In research by Buolamwini, Buolamwini showed a glaring discriminating act by IBM, Microsoft and Megvii of China. The discriminating act shows that facial recognition systems in an attempt to guess the gender of a face, it identified black-skinned women as a black male (Buolamwini, 2018). The system had a 1 per cent error rate for lighter-skinned men, but for dark-skinned women, it had an error rate of 35 per cent.

What does the future hold?

Over time, technology evolves, and with these advances in technology comes a constant change in the way businesses operate. A combination of hardware and software tools will help businesses improve the way they perform work. Automating manual efforts, ranging from a simple task to a more complex task whilst using technology helps businesses position themselves for the global market.

When existing businesses integrate office automation systems, it poses a steeper learning curve for older employees working in the company. Security violation, an improper delegation of responsibility within a system, the correctness of programs used, contradictory information state between the programs are challenges that businesses have to navigate.

A possible concern for the integration of multiple technologies to form an automation system is, when a system failure occurs, it can lead to a partial or total failure of the automation system. This implies that employees within an organization will not be able to communicate with themselves, automated processes will fail to function and total reliance on a system like this will potentially lead to losses for a business.

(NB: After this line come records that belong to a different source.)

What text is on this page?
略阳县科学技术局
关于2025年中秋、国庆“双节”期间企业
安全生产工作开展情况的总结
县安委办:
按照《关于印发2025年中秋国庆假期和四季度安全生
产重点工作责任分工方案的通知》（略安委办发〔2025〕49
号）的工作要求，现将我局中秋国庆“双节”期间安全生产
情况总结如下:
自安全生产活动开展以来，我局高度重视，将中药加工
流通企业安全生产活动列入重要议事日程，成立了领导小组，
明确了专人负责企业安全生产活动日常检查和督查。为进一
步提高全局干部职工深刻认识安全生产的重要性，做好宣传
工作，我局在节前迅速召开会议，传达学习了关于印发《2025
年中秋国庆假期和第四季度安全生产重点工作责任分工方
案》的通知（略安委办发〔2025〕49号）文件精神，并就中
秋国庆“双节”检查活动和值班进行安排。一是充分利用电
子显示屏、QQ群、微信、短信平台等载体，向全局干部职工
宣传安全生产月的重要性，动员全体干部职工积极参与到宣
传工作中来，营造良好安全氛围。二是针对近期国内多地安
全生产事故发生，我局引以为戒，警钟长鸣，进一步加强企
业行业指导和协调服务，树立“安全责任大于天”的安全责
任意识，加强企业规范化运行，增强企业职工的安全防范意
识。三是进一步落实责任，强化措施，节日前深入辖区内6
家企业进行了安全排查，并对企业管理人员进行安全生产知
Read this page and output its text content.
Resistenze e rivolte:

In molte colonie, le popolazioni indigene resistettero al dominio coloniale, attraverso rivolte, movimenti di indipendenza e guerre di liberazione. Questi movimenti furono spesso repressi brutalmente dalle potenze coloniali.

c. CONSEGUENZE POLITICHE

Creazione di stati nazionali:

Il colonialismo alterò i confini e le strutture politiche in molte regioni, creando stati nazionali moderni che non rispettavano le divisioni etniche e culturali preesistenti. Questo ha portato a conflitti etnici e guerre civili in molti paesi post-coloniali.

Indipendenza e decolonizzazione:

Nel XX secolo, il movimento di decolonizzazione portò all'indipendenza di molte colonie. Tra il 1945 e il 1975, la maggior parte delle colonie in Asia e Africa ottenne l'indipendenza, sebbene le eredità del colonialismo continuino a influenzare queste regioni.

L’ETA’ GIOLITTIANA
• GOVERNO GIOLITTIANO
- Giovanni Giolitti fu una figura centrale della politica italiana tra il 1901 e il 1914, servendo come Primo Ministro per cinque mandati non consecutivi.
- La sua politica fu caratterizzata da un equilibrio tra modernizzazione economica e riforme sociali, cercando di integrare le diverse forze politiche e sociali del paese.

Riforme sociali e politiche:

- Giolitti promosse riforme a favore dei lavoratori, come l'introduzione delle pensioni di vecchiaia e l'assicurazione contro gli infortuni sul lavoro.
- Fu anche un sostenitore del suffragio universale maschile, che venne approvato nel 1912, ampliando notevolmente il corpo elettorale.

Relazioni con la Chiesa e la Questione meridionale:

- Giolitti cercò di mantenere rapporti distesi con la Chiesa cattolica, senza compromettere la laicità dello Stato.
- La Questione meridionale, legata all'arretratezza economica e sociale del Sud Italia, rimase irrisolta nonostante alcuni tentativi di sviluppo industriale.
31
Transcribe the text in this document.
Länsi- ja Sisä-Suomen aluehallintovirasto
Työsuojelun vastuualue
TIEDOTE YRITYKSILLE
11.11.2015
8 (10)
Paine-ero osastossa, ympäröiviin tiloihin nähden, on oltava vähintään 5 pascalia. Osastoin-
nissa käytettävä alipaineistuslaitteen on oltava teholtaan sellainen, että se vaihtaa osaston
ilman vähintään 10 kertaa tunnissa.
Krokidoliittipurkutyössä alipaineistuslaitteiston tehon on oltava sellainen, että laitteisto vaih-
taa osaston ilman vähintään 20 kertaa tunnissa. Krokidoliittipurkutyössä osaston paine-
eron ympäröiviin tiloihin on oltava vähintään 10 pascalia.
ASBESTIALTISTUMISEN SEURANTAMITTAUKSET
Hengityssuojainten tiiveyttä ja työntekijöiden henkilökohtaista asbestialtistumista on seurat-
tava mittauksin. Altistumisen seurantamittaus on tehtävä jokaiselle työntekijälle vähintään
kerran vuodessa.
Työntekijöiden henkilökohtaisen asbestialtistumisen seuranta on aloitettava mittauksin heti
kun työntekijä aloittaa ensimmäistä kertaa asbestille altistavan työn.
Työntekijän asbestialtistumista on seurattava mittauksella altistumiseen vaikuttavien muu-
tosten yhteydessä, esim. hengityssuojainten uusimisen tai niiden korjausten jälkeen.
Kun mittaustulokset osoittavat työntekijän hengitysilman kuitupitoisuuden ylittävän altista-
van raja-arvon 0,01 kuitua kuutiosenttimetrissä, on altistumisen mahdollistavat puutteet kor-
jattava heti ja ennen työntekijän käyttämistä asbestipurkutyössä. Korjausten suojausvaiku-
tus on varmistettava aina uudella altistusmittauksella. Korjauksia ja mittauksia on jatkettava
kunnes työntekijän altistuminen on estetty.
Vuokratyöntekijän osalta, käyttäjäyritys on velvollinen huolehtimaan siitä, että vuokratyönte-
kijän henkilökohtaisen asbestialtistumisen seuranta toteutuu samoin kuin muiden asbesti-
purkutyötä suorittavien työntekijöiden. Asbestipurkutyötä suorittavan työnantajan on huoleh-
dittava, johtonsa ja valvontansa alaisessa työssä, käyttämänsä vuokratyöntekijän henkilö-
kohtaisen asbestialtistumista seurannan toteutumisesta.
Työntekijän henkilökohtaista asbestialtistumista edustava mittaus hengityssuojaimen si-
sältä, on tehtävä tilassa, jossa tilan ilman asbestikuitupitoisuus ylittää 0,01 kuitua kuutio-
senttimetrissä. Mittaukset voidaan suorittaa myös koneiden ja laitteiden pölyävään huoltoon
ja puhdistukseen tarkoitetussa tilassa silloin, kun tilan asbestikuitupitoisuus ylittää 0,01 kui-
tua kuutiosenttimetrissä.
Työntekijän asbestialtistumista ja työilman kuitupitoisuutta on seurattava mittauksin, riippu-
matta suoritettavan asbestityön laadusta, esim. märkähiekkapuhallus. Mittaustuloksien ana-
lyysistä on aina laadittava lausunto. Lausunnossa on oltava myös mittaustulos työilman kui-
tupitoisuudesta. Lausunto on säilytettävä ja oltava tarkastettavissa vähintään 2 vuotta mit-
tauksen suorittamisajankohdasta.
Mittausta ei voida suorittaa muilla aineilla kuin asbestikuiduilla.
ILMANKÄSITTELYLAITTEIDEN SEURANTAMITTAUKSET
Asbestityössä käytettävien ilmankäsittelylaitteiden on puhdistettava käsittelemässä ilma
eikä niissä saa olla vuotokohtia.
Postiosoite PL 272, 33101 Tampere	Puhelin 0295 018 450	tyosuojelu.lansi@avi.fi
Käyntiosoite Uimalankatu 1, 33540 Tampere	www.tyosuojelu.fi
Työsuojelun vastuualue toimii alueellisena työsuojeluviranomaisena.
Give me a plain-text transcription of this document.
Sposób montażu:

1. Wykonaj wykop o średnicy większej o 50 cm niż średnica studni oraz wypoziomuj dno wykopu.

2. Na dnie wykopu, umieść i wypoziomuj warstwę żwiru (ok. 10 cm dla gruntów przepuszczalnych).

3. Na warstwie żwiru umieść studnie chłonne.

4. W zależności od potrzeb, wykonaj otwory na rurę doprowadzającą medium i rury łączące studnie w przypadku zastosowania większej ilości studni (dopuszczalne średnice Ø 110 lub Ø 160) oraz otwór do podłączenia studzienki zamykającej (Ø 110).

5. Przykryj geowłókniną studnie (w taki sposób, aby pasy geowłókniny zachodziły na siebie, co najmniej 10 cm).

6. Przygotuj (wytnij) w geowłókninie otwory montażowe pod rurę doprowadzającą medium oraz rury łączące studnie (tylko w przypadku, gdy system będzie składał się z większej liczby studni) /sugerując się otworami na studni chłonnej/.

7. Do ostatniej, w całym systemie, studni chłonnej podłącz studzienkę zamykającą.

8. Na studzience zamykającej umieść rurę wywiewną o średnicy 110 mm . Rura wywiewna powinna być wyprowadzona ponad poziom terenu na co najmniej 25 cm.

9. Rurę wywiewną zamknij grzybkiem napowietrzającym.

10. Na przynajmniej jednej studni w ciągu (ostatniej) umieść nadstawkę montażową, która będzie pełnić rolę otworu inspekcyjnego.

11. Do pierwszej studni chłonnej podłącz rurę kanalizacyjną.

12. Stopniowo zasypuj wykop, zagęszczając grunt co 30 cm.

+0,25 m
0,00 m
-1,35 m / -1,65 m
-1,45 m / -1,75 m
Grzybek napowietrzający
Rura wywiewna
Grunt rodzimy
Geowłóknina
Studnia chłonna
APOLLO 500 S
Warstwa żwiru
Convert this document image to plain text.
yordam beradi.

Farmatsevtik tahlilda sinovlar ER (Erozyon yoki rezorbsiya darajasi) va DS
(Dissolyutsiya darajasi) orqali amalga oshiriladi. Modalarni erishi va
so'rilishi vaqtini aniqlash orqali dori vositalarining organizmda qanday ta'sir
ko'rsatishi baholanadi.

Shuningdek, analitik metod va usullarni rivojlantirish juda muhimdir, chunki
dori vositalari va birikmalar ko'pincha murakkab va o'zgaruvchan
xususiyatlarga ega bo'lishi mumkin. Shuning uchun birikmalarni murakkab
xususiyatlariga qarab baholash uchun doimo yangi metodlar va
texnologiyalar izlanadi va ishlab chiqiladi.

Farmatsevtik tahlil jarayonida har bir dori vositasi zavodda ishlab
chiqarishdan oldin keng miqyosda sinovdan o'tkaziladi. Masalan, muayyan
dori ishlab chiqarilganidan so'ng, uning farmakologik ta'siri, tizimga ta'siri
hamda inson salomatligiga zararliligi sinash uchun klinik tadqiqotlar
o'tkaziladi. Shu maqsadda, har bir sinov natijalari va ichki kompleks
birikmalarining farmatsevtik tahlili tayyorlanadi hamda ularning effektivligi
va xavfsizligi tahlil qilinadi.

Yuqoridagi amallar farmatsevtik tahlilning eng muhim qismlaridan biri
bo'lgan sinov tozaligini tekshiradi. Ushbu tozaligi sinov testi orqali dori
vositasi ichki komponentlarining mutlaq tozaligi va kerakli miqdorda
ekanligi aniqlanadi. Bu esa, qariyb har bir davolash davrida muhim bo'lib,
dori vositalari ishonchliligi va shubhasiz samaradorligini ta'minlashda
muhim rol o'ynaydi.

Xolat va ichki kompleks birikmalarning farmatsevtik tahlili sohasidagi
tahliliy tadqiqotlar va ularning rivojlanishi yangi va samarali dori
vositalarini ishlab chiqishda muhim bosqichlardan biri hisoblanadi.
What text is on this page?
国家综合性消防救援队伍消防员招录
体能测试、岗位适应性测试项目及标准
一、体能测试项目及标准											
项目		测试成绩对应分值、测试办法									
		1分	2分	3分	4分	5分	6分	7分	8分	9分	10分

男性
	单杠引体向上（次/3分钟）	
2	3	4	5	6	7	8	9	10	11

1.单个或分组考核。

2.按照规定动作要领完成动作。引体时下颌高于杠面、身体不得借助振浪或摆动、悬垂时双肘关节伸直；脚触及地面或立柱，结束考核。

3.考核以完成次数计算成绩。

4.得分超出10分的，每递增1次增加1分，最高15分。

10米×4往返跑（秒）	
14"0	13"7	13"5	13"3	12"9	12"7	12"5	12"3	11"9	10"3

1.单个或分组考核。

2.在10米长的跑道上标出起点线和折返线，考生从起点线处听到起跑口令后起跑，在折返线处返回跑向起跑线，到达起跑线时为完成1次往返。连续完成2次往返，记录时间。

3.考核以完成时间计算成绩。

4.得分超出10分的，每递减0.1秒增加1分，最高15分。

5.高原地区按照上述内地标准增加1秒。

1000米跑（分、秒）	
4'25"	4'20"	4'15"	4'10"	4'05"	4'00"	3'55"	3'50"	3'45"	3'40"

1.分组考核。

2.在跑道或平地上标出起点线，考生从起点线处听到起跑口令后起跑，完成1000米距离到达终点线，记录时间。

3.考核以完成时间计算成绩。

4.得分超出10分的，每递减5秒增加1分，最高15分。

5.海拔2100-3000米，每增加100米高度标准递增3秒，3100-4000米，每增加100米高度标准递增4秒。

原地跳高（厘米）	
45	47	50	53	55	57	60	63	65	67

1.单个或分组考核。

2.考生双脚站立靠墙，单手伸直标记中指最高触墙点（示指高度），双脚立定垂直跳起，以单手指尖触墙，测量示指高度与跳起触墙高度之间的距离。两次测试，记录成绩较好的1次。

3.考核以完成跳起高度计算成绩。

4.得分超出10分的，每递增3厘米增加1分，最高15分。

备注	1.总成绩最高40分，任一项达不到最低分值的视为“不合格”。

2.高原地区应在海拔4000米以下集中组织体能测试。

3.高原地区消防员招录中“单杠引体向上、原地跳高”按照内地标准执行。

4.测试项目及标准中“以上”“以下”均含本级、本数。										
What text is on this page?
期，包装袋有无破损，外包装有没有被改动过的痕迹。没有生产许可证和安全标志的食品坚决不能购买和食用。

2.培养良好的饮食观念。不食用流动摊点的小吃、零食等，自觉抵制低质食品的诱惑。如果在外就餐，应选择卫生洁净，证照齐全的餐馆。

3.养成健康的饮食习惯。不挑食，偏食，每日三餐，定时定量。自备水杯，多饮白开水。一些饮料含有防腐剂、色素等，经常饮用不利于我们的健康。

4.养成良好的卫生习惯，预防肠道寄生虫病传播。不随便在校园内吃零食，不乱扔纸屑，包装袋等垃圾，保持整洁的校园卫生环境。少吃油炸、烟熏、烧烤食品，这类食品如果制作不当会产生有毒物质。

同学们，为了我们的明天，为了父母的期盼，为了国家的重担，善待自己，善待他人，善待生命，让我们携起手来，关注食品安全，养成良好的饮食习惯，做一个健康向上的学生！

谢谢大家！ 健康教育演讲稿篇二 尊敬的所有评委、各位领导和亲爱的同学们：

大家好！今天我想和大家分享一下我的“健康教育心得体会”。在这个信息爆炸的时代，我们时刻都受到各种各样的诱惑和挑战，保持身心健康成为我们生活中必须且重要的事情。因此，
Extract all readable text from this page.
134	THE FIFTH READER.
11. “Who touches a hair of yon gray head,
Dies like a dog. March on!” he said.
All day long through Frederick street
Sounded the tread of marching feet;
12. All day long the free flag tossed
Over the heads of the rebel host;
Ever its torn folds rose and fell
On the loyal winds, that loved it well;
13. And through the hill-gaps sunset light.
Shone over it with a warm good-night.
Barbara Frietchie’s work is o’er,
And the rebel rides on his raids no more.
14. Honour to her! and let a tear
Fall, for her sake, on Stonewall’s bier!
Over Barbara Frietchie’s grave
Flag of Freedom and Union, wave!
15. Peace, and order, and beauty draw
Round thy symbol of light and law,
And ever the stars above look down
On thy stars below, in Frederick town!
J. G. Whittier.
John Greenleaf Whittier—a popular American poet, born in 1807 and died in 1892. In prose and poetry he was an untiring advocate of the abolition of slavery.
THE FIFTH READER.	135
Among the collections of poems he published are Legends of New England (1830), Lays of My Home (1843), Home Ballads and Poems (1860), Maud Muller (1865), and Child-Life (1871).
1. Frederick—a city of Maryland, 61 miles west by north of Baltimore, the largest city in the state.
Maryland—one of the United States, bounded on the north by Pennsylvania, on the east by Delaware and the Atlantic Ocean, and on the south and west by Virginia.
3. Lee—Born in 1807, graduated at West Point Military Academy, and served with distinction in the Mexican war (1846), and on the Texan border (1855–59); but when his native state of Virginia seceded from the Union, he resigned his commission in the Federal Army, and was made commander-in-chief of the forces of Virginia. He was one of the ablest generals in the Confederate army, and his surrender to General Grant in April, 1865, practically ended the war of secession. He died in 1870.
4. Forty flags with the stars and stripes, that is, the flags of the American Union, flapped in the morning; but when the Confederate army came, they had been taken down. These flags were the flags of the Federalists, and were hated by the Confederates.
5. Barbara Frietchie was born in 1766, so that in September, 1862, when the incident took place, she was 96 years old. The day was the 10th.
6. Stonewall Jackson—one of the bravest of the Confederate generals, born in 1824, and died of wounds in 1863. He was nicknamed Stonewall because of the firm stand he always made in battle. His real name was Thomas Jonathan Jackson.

It is recommended to have a partial automation system, thereby, when a system fails, the business can still perform its core operations. A more significant advancement in office automation systems will occur when there is a deeper integration of artificial intelligence into tools been created. Artificial intelligence will provide an even seamless automation process in businesses. Looking at the system from a broader perspective of an office information system, the benefits of an office automation system outweigh the negatives.